Lo spazio, vera e propria wunderkammer pop, ospita circa 50 opere: acrilici su tela, lightbox, neon, sculture e installazioni video. L’esposizione mette in scena le migliori mirabilia della modernità, i suoi colori sgargianti e le sue luci accecanti. Una modernità contemporanea che si alterna a rivisitazioni sarcastiche tanto di marchi italiani, ormai storici, quanto di pezzi dell’antichità classica. In tal senso, iconica e ironica, si presenta la Venere di Milo (Ti prenderei per le palle, ma come vedi non riesco) riproposta in plastica, dissacrata e sanzionata dalle firme che potranno aggiungere di volta in volta tutte le donne che attraversano la mostra.
Ciò che infatti spicca nel clima generale innescato dalle social pop mirabilia è questo senso di familiarità con le opere, come se fossero prolungamenti della nostra quotidianità.
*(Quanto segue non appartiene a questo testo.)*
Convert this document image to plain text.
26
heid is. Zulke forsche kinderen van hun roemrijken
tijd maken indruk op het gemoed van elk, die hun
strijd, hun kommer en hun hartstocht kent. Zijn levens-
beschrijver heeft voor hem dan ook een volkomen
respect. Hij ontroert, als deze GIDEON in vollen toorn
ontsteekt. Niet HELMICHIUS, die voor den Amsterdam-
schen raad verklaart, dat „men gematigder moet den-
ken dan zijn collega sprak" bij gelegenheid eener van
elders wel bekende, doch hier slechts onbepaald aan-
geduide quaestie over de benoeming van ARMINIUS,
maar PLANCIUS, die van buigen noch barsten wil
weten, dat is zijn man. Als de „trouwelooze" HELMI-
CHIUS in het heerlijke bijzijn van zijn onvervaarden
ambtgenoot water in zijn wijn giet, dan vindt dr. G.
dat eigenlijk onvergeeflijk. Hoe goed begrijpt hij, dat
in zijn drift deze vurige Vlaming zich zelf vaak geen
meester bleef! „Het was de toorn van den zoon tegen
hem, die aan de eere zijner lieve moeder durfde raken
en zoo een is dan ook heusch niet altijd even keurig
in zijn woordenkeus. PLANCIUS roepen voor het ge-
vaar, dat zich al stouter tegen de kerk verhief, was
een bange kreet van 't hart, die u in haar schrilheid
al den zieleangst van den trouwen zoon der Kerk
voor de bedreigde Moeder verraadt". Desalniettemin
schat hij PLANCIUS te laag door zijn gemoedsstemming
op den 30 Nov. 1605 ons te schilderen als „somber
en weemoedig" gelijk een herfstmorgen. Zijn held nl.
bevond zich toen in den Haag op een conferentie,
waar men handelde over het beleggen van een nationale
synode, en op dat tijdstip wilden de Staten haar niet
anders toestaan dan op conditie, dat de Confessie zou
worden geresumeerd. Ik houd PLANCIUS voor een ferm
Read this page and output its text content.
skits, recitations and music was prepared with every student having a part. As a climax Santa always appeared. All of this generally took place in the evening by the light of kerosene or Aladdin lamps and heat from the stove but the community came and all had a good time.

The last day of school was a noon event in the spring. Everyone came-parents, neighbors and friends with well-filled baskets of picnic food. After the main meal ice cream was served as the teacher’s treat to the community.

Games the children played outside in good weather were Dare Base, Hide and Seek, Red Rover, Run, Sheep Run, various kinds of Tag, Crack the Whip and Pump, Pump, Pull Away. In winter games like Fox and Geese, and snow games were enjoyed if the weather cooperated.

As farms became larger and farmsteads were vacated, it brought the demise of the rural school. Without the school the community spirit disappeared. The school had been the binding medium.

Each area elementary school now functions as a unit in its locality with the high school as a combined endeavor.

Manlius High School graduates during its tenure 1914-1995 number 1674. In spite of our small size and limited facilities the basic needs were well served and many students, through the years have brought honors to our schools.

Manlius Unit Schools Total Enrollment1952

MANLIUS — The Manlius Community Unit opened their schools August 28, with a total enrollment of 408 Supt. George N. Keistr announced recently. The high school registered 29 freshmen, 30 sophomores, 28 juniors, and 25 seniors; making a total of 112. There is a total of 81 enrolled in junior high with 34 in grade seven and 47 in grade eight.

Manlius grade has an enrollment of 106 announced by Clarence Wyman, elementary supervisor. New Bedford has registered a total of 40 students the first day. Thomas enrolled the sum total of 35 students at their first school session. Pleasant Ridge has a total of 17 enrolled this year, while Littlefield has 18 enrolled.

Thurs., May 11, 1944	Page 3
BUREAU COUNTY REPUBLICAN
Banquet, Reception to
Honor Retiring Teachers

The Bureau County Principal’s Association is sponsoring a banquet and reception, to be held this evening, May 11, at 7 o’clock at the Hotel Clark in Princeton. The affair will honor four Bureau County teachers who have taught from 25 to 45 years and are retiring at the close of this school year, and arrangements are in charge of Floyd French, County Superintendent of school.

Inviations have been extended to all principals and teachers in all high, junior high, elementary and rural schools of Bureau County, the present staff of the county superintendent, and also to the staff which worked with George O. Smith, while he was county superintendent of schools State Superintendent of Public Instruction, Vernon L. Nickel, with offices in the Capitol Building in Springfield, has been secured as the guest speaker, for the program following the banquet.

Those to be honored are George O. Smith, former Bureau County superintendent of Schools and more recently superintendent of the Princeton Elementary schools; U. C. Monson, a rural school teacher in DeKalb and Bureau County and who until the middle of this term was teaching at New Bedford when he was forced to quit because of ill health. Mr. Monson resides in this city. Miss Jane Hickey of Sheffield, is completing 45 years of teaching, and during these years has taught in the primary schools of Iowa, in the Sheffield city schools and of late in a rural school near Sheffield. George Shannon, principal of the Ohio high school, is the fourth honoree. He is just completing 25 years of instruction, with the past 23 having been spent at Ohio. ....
Ci si sente a casa, al bar e al cinema di sempre; eppure, qualcosa spezza la consuetudine. La tranquillità lascia subito spazio all’ironia, sottile, provocatoria e inquisitoria. C’è qualcosa che non va in questa modernità. Dalla clama piatta del pantone, emergono sfumature sottili del politico.
Attraverso un immaginario colorato e giocoso, l’artista ci spinge a confrontarci con tematiche di forte attualità quali le identità e i ruoli di genere, il femminismo, le costrizioni sociali, la solitudine, il bisogno d’amore, l’alienazione consumista, le migrazioni, aiutandoci a decostruire i nostri schemi fissi. T’aggia scassà ’o sanghe, mediante lo sguardo provocatorio dell’artista in abiti maschili e in posa fiera, diviene monito per lo spettatore a cui si raccomanda di sentire visceralmente che la normalità è una contraddizione perenne. Ciò che ci è dato va affrontato di petto come ci indica la postura del personaggio dal doppio genere, e quindi senza genere, al centro della tela, ma va preso anche con umorismo, alla maniera del videoclip contenente una canzone, dallo stesso titolo, che si rapporta con l’opera pittorica.
Dall’intimità dello spazio domestico, assolutamente non scevro dalla società dei consumi fuori le mura di casa, si passa senza sosta alla modernità pop dei bar, dei club e delle pubblicità per strada. Dentro e fuori è la condizione della mostra inserita in uno spazio che architettonicamente si presta a questo sottile camouflage metropolitano.
Anomala, ma non estranea, in questo dialogo, è l’istallazione Maresistere, una cassettiera bianca contenente un monitor che trasmette in loop un video del mare. Alla plastica che costituisce le opere, il legno del mobile si relaziona in un rapporto ambiguo. Alla pluralità degli stimoli delle merci, si oppone la calma delle onde che si infrangono senza aggressività.
Cosa mai ci vorrà dire questa presenza e con essa l’artista?
Forse quello che ci racconta è una mancanza.
L’ ipertrofia dell’immagine pubblicitaria e l’anestetizzazione visiva dovuta al troppo, al pieno delle wunderkammer passate e contemporanee, escludono la capacità del singolo di meditare e ritagliarsi uno spazio tutto per sé. Compito del cinismo proposto dall’artista è quello di far saltare queste maschere sociali mascherando l’immagine.
L’obiettivo è la calma, è tornare a sentirsi come parte del tutto, della natura. L’obiettivo, forse, è tornare ad essere corrente tra le maree, quiete tra i flutti. Gestire i grandi scombussoli, con il l’andamento sereno e accogliente dell’onda che va e si ritira: stare al mondo con un atteggiamento di perfetto equilibrio tra il vigore del frangente e la pace degli abissi.